Rather than passengers, the future of the HBR must be freight and this trade corridor has emerging opportunities. Climate change is permitting a longer navigation season that could permit year-round shipping.
Unlike the past, when the Hudson Bay trade corridor relied solely on grain exports, the potential exists for more diversified traffic. In addition to grain, the corridor could move raw materials such as potash, sulfur, LNG/Hydrogen, lumber and metal concentrates. A container facility at Churchill could provide two-way traffic and higher revenues to support the HBR.
Over the past five years, governments have invested about $250 million in the Hudson Bay corridor. This has allowed the HBR to remain open, but it is insufficient to create self-sustaining growth. Like the Tren Maya, or the Trans Mountain pipeline, the Hudson Bay corridor needs serious investment. About 270 kilometres of the HBR may need to be relocated, but this is a long-term national investment that can produce viable economic development in a very large hinterland for generations to come.
The financing of the Tren Maya may provide another example that can be applied in Canada. President AMLO used the Mexican army to be the agent for financing and building the new railway. This may have been a pragmatic solution to his lack of congressional support, but in Canada’s case, it would be a great means of showing our NATO partners that we can reach the two per cent of GDP spending on the military.
After all, the HBR is acknowledged as a key instrument of Canada’s Arctic defence.
Reducing the cost of transport to export markets would improve Canadian productivity, which according to the Bank of Canada, is lagging. The Prairies deserve a shorter, more efficient transportation access to world markets via the Atlantic. Developing the “East Coast” of the Prairies would have widespread benefits for the region and positive economic returns for Canada.

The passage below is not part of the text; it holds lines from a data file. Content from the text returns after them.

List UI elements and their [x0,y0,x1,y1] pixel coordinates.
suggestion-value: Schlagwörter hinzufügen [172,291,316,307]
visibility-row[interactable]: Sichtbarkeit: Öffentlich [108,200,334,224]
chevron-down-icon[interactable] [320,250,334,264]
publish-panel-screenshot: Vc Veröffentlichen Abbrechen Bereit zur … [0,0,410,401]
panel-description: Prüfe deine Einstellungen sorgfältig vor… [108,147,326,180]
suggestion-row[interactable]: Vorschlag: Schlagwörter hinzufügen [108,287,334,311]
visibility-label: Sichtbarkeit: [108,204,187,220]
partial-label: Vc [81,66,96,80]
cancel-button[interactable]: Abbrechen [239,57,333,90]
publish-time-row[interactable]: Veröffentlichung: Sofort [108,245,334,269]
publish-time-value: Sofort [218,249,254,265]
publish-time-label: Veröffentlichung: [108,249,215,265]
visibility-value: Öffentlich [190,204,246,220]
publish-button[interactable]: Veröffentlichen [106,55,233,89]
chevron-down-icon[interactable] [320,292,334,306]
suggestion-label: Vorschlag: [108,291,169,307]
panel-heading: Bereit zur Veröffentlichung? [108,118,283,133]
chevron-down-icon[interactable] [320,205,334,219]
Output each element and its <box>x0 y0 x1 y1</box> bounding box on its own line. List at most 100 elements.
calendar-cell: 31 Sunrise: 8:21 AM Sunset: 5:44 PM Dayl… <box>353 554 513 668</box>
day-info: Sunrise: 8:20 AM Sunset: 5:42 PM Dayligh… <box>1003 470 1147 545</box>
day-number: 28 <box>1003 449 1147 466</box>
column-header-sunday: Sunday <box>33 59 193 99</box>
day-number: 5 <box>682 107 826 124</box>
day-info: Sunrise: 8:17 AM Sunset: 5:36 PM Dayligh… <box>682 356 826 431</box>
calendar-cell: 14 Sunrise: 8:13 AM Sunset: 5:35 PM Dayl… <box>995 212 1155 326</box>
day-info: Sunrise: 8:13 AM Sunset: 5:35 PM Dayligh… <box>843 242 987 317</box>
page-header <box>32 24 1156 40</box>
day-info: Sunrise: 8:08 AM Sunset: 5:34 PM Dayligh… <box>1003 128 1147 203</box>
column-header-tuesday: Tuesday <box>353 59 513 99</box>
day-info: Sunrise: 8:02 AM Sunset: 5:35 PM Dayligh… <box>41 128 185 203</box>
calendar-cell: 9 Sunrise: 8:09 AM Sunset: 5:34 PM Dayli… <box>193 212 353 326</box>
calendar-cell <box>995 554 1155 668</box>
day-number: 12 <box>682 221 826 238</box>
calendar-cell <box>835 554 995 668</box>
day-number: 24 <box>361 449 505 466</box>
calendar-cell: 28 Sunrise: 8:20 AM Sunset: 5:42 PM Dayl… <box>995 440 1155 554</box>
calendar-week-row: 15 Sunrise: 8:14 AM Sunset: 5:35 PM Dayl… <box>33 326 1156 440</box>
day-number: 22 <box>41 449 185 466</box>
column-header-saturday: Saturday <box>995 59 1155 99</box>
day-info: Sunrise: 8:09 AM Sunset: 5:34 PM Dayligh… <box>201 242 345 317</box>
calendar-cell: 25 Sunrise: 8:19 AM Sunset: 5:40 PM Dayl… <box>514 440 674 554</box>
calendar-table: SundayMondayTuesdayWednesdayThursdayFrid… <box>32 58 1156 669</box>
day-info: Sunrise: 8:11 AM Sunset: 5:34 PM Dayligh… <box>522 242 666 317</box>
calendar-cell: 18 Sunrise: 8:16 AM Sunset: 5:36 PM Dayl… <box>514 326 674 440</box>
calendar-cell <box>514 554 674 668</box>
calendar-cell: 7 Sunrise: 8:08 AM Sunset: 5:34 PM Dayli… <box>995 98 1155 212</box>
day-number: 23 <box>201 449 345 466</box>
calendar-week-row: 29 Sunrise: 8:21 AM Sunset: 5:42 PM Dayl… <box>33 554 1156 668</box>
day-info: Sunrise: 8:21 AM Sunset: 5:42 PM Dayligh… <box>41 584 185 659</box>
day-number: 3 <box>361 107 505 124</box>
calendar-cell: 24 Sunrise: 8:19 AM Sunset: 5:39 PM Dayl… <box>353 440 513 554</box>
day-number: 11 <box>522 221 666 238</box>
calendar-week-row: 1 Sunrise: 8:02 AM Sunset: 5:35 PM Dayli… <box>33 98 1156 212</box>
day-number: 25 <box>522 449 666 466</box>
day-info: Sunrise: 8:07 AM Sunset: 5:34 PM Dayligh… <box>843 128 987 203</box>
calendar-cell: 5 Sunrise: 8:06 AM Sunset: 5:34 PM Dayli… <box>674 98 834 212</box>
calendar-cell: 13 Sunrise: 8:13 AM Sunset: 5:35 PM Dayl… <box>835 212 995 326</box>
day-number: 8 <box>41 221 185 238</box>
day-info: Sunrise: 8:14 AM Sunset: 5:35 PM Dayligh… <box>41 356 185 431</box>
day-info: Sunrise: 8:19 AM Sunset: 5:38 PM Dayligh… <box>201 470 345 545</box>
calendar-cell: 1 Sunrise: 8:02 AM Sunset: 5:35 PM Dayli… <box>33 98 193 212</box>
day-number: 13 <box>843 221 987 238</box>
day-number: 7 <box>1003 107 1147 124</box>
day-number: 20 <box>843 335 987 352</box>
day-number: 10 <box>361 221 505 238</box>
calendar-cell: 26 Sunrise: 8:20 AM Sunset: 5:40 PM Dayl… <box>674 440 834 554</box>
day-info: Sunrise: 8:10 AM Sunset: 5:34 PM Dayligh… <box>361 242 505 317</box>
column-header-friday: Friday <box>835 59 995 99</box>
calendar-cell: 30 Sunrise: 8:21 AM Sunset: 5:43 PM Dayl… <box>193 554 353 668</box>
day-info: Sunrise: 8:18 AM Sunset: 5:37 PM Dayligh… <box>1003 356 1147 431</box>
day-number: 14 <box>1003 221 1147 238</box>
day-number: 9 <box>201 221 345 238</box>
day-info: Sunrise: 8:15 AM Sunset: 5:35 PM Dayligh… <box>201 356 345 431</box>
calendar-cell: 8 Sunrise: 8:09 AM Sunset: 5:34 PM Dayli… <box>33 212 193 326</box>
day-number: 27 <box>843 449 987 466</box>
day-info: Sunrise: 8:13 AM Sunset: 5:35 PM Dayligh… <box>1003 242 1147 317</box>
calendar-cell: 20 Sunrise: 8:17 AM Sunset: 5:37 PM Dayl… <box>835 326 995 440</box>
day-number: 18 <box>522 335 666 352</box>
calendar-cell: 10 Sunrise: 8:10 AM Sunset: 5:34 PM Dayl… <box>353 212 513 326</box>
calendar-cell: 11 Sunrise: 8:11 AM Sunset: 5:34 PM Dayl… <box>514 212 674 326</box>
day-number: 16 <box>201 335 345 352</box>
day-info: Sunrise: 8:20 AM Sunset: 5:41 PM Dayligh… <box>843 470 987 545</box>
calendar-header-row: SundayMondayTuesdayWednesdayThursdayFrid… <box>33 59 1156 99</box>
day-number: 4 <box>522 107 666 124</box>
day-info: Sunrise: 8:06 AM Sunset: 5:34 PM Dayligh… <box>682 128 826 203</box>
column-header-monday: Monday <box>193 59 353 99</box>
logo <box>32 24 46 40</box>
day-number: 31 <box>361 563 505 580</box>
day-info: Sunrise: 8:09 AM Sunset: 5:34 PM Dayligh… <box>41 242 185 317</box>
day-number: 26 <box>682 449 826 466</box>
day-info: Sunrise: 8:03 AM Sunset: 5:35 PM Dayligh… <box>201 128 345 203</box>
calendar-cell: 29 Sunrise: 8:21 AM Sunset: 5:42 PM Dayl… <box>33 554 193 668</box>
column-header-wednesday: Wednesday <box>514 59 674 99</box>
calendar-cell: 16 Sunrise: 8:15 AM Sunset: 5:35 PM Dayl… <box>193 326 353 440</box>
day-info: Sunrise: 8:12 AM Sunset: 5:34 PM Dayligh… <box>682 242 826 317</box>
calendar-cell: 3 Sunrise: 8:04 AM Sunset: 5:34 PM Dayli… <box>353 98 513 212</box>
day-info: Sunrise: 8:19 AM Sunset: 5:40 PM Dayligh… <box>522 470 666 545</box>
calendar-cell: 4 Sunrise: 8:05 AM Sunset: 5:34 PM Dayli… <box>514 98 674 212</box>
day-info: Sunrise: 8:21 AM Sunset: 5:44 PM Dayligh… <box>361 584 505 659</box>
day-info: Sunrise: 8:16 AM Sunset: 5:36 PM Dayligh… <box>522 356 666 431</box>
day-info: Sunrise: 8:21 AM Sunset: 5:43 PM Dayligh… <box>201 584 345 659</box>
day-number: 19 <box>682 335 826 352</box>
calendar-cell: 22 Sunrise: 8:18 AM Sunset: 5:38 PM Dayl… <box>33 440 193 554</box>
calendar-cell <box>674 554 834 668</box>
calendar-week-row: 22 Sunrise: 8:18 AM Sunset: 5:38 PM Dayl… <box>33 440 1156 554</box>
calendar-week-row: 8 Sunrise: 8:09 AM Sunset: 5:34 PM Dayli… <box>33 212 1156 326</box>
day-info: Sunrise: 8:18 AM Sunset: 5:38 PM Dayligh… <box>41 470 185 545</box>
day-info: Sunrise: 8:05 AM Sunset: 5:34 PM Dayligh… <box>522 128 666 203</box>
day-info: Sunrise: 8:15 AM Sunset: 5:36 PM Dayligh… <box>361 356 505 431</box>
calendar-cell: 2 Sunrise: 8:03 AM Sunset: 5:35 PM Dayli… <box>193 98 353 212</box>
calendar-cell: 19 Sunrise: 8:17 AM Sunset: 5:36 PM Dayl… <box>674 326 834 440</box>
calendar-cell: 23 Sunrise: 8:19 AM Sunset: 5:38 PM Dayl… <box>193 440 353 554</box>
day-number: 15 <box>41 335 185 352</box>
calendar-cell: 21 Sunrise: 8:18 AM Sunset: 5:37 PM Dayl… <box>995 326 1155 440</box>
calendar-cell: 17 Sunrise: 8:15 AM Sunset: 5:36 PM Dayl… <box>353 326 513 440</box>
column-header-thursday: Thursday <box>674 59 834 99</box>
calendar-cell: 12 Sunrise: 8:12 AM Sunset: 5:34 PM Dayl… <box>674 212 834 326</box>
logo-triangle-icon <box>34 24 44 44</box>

The Prairie region has a larger population than Denmark, Finland or Norway. If the Prairies were a country, an effective trade corridor to tide water would certainly have been constructed a long time ago.
Vision and courage are needed to make bold changes. Mexico is trying to reach its full potential, shouldn’t Canada try to reach its full potential, too?
Barry E. Prentice is a professor and the director of the University of Manitoba Transport Institute.